Song Meaning
The narrator is reeling from a sudden, unexplained departure. His lover confessed her love, only to vanish "on the breeze," leaving him in a state of bewildered disbelief. He attempts to grasp at the memory, describing her as "ethereal" yet possessing a grounding "down to earth flavor," a duality that makes her loss even more profound. The realization that she's "gone for good" hits him repeatedly, especially at the arbitrary hour of "three in the afternoon."
This sudden absence fuels a desperate search, encapsulated in the repeated plea, "Anybody seen my baby?" The narrator admits his "love has gone and made me blind," suggesting his emotional state prevents him from seeing clearly, perhaps even from accepting the reality of her disappearance. He's searching for her in the mundane, in the "crowd," a stark contrast to her previously described ethereal quality. This highlights the painful disconnect between his idealized memory and the harsh reality of her absence.

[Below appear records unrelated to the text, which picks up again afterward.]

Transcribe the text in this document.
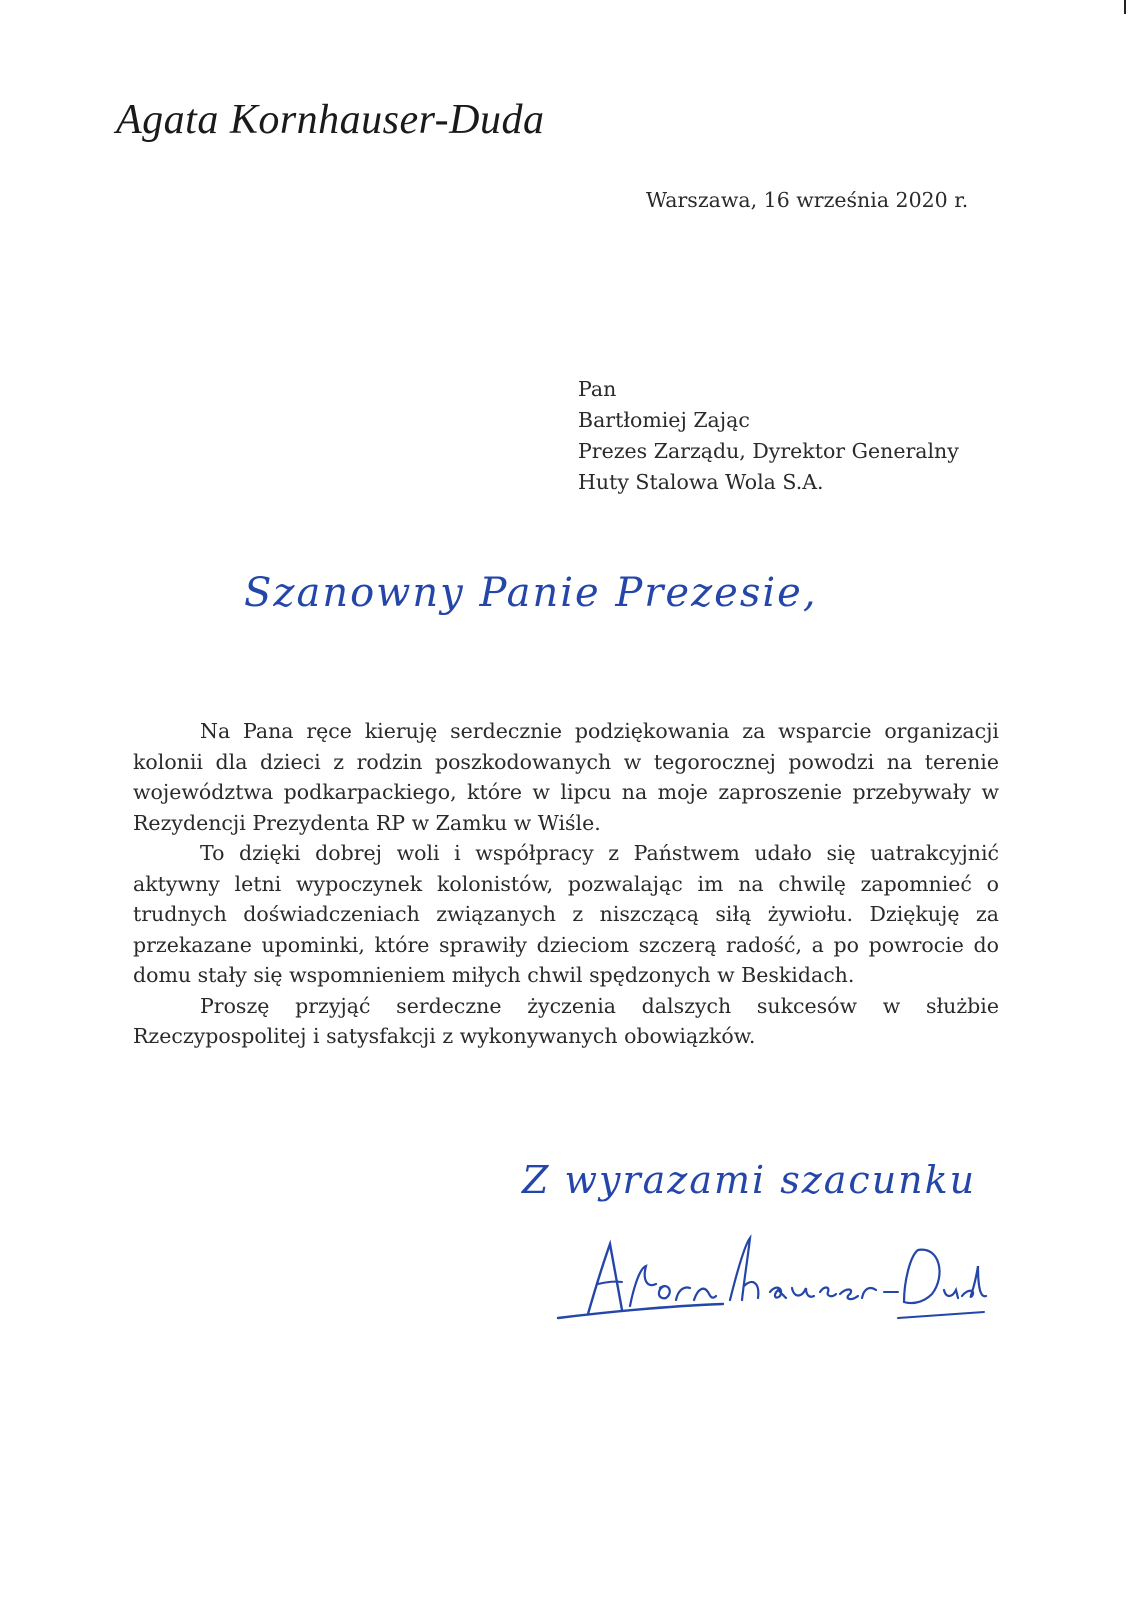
Agata Kornhauser-Duda
Warszawa, 16 września 2020 r.
Pan
Bartłomiej Zając
Prezes Zarządu, Dyrektor Generalny
Huty Stalowa Wola S.A.
Szanowny Panie Prezesie,

Na Pana ręce kieruję serdecznie podziękowania za wsparcie organizacji kolonii dla dzieci z rodzin poszkodowanych w tegorocznej powodzi na terenie województwa podkarpackiego, które w lipcu na moje zaproszenie przebywały w Rezydencji Prezydenta RP w Zamku w Wiśle.

To dzięki dobrej woli i współpracy z Państwem udało się uatrakcyjnić aktywny letni wypoczynek kolonistów, pozwalając im na chwilę zapomnieć o trudnych doświadczeniach związanych z niszczącą siłą żywiołu. Dziękuję za przekazane upominki, które sprawiły dzieciom szczerą radość, a po powrocie do domu stały się wspomnieniem miłych chwil spędzonych w Beskidach.

Proszę przyjąć serdeczne życzenia dalszych sukcesów w służbie Rzeczypospolitej i satysfakcji z wykonywanych obowiązków.

Z wyrazami szacunku
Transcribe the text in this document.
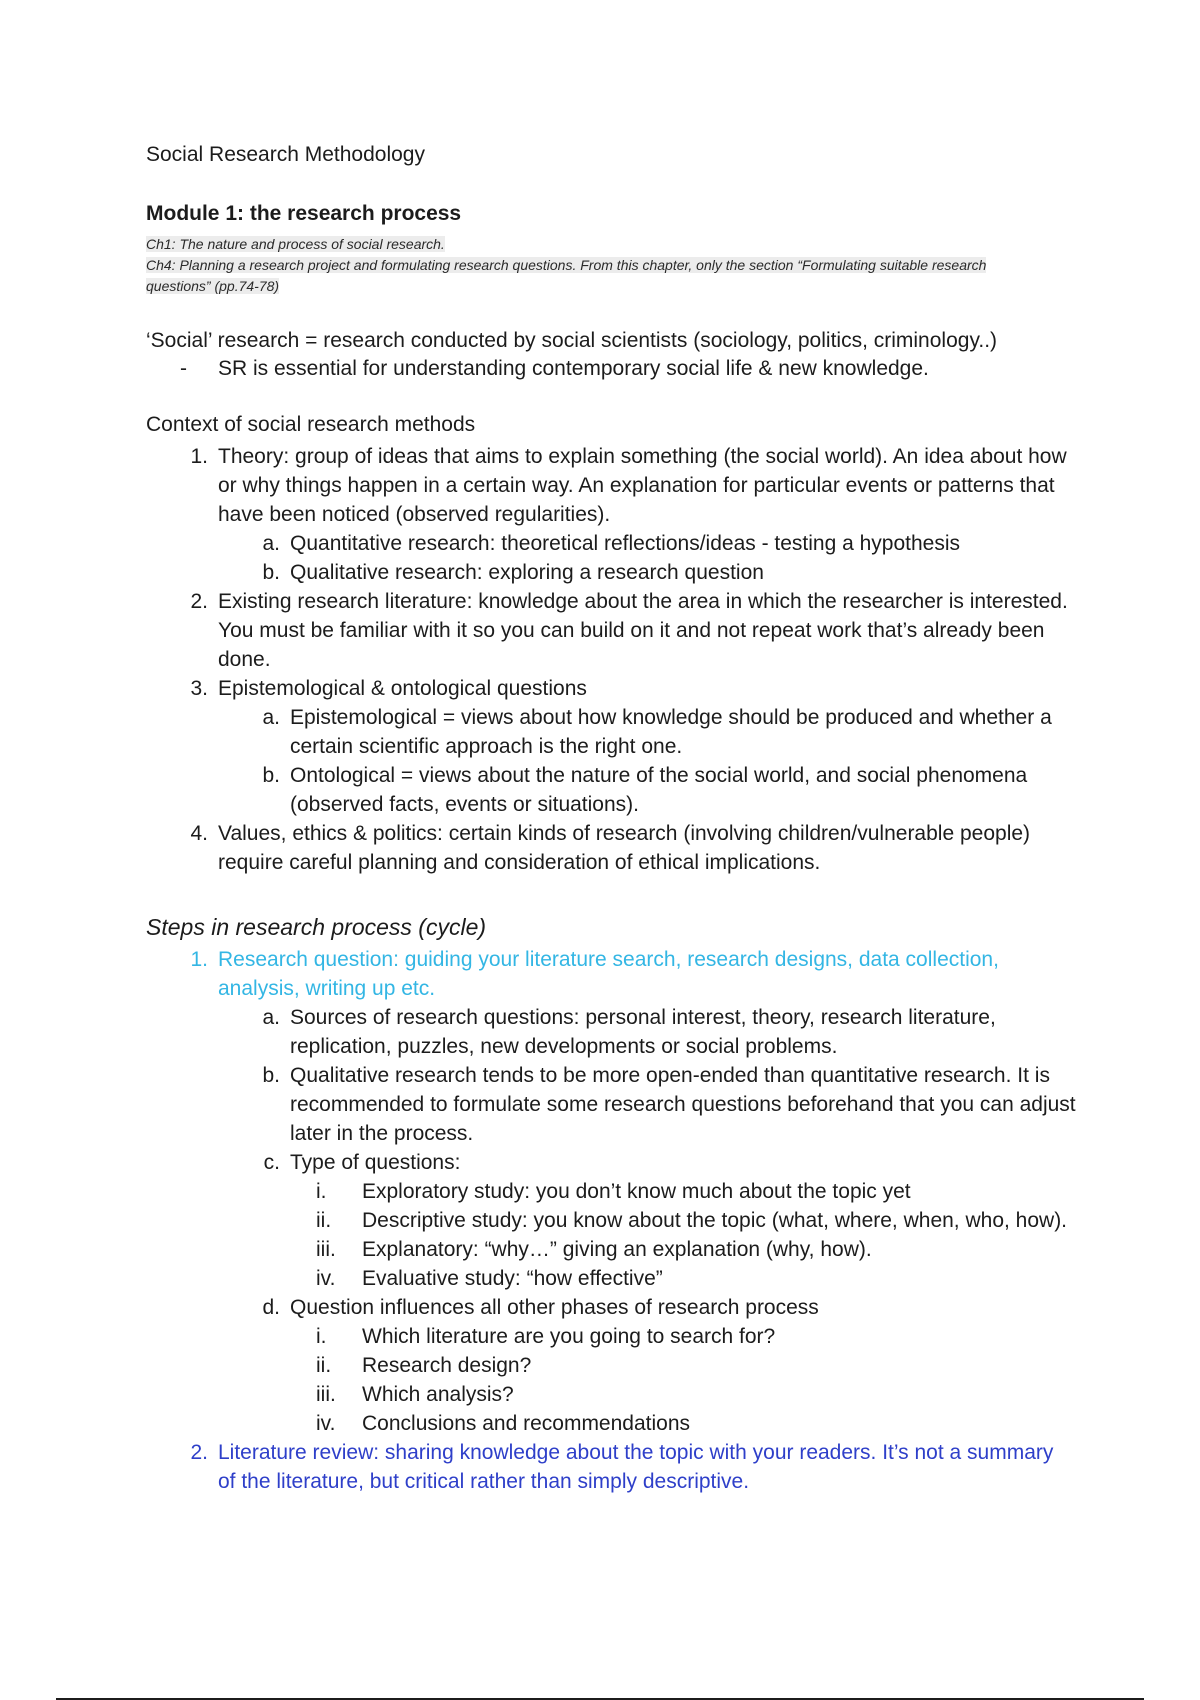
Social Research Methodology
Module 1: the research process
Ch1: The nature and process of social research.
Ch4: Planning a research project and formulating research questions. From this chapter, only the section “Formulating suitable research questions” (pp.74-78)
‘Social’ research = research conducted by social scientists (sociology, politics, criminology..)
- SR is essential for understanding contemporary social life & new knowledge.
Context of social research methods
1. Theory: group of ideas that aims to explain something (the social world). An idea about how or why things happen in a certain way. An explanation for particular events or patterns that have been noticed (observed regularities).
a. Quantitative research: theoretical reflections/ideas - testing a hypothesis
b. Qualitative research: exploring a research question
2. Existing research literature: knowledge about the area in which the researcher is interested. You must be familiar with it so you can build on it and not repeat work that’s already been done.
3. Epistemological & ontological questions
a. Epistemological = views about how knowledge should be produced and whether a certain scientific approach is the right one.
b. Ontological = views about the nature of the social world, and social phenomena (observed facts, events or situations).
4. Values, ethics & politics: certain kinds of research (involving children/vulnerable people) require careful planning and consideration of ethical implications.
Steps in research process (cycle)
1. Research question: guiding your literature search, research designs, data collection, analysis, writing up etc.
a. Sources of research questions: personal interest, theory, research literature, replication, puzzles, new developments or social problems.
b. Qualitative research tends to be more open-ended than quantitative research. It is recommended to formulate some research questions beforehand that you can adjust later in the process.
c. Type of questions:
i.	Exploratory study: you don’t know much about the topic yet
ii.	Descriptive study: you know about the topic (what, where, when, who, how).
iii.	Explanatory: “why…” giving an explanation (why, how).
iv.	Evaluative study: “how effective”
d. Question influences all other phases of research process
i.	Which literature are you going to search for?
ii.	Research design?
iii.	Which analysis?
iv.	Conclusions and recommendations
2. Literature review: sharing knowledge about the topic with your readers. It’s not a summary of the literature, but critical rather than simply descriptive.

The lyrics play with the narrator's perception and sanity. He recounts a fleeting glimpse of her on Mercer Street, questioning if she even "give me a wave," blurring the line between genuine sighting and wishful thinking. The repetition of "three in the afternoon" becomes a marker of his disorientation, a specific, mundane time that now signifies profound loss. The possibility that she's "just in my imagination" surfaces, revealing the deep uncertainty and self-doubt that accompanies his obsessive search.
Ultimately, the song captures the disorienting shock of unexpected abandonment. The narrator’s inability to reconcile the lover’s confession with her vanishing act leaves him in a perpetual state of searching, both physically and within his own mind. The repeated, almost frantic questioning underscores the raw pain of not knowing, of being left with only an idealized memory and the crushing weight of her absence in the "crowd."